Early uncial script is likely to have developed from late Old Roman cursive. Early forms are characterized by broad single stroke letters using simple round forms taking advantage of the new parchment and vellum surfaces, as opposed to the angular, multiple stroke letters, which are more suited for rougher surfaces, such as papyrus. In the oldest examples of uncial, such as the De bellis macedonicis manuscript in the British Library, all of the letters are disconnected from one another, and word separation is typically not used. Word separation, however, is characteristic of later uncial usage.
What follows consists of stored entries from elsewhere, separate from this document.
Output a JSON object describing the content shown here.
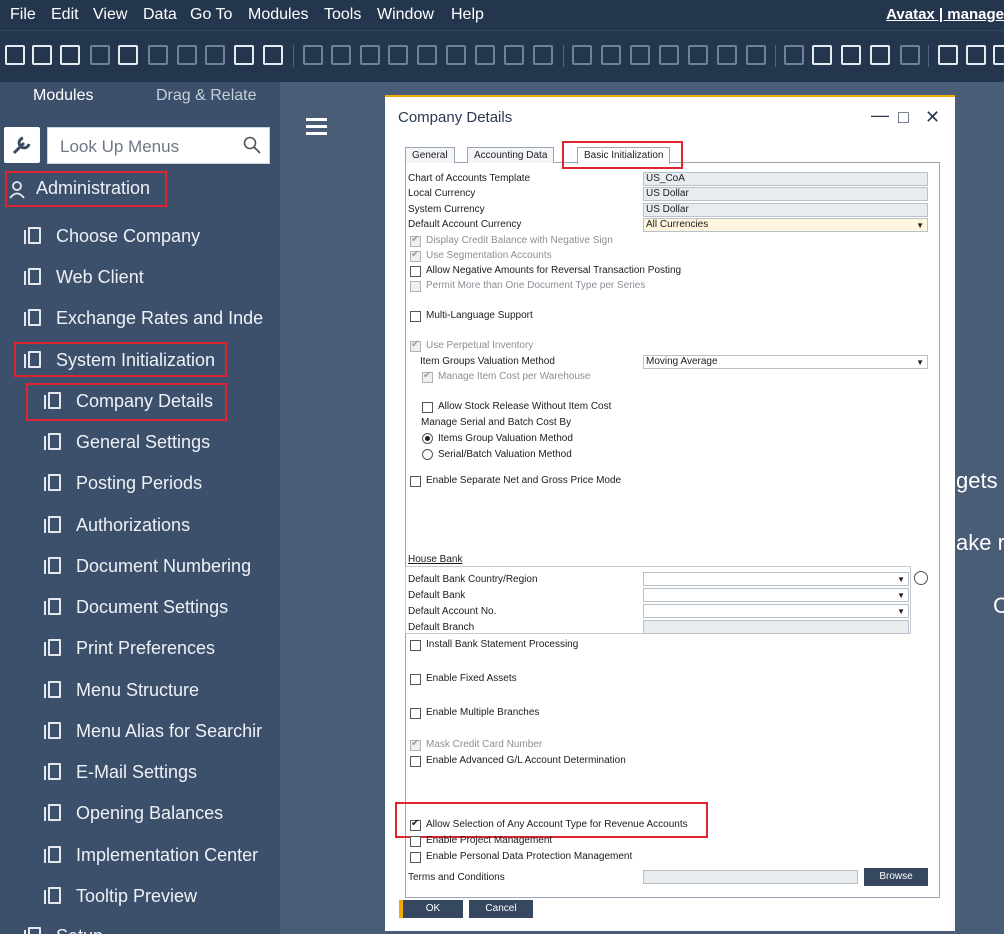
{
  "menubar": {
    "items": [
      "File",
      "Edit",
      "View",
      "Data",
      "Go To",
      "Modules",
      "Tools",
      "Window",
      "Help"
    ],
    "right_text": "Avatax | manage"
  },
  "sidebar": {
    "tabs": {
      "modules": "Modules",
      "drag": "Drag & Relate"
    },
    "lookup_placeholder": "Look Up Menus",
    "items": [
      "Administration",
      "Choose Company",
      "Web Client",
      "Exchange Rates and Inde",
      "System Initialization",
      "Company Details",
      "General Settings",
      "Posting Periods",
      "Authorizations",
      "Document Numbering",
      "Document Settings",
      "Print Preferences",
      "Menu Structure",
      "Menu Alias for Searchir",
      "E-Mail Settings",
      "Opening Balances",
      "Implementation Center",
      "Tooltip Preview",
      "Setup"
    ]
  },
  "background_text": [
    "gets to",
    "ake re",
    "C"
  ],
  "dialog": {
    "title": "Company Details",
    "tabs": [
      "General",
      "Accounting Data",
      "Basic Initialization"
    ],
    "fields": {
      "chart_label": "Chart of Accounts Template",
      "chart_value": "US_CoA",
      "local_label": "Local Currency",
      "local_value": "US Dollar",
      "system_label": "System Currency",
      "system_value": "US Dollar",
      "default_acct_label": "Default Account Currency",
      "default_acct_value": "All Currencies"
    },
    "checks": {
      "display_credit": "Display Credit Balance with Negative Sign",
      "segmentation": "Use Segmentation Accounts",
      "negative_amounts": "Allow Negative Amounts for Reversal Transaction Posting",
      "permit_multi": "Permit More than One Document Type per Series",
      "multilang": "Multi-Language Support",
      "perpetual": "Use Perpetual Inventory",
      "manage_cost_wh": "Manage Item Cost per Warehouse",
      "stock_release": "Allow Stock Release Without Item Cost",
      "separate_net": "Enable Separate Net and Gross Price Mode",
      "bank_statement": "Install Bank Statement Processing",
      "fixed_assets": "Enable Fixed Assets",
      "branches": "Enable Multiple Branches",
      "mask_cc": "Mask Credit Card Number",
      "adv_gl": "Enable Advanced G/L Account Determination",
      "any_acct": "Allow Selection of Any Account Type for Revenue Accounts",
      "project": "Enable Project Management",
      "personal": "Enable Personal Data Protection Management"
    },
    "valuation_label": "Item Groups Valuation Method",
    "valuation_value": "Moving Average",
    "serial_label": "Manage Serial and Batch Cost By",
    "radio_items_group": "Items Group Valuation Method",
    "radio_serial": "Serial/Batch Valuation Method",
    "house_bank": "House Bank",
    "bank_country": "Default Bank Country/Region",
    "bank": "Default Bank",
    "account_no": "Default Account No.",
    "branch": "Default Branch",
    "terms": "Terms and Conditions",
    "browse": "Browse",
    "ok": "OK",
    "cancel": "Cancel"
  }
}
As the script evolved over the centuries, the characters became more complex. Specifically, around AD 600, flourishes and exaggerations of the basic strokes began to appear in more manuscripts. Ascenders and descenders were the first major alterations, followed by twists of the tool in the basic stroke and overlapping. By the time the more compact minuscule scripts arose circa AD 800, some of the evolved uncial styles formed the basis for these simplified, smaller scripts. Uncial was still used, particularly for copies of the Bible, tapering off until around the 10th century. There are over 500 surviving copies of uncial script, by far the largest number prior to the Carolingian Renaissance.


In general, there are some common features of uncial script:

  • m, n, and u are relatively broad; m is formed with curved strokes (although a straight first stroke may indicate an early script), and n is written as N to distinguish it from r and s.
  • f, i, p, s, t are relatively narrow.
  • e is formed with a curved stroke, and its arm (or hasta) does not connect with the top curve; the height of the arm can also indicate the age of the script (written in a high position, the script is probably early, while an arm written closer to the middle of the curve may indicate a later script).
  • l has a small base, not extending to the right to connect with the next letter.
  • r has a long, curved shoulder, often connecting with the next letter.
  • s resembles (and is the ancestor of) the "long s"; in uncial it looks more like r than f.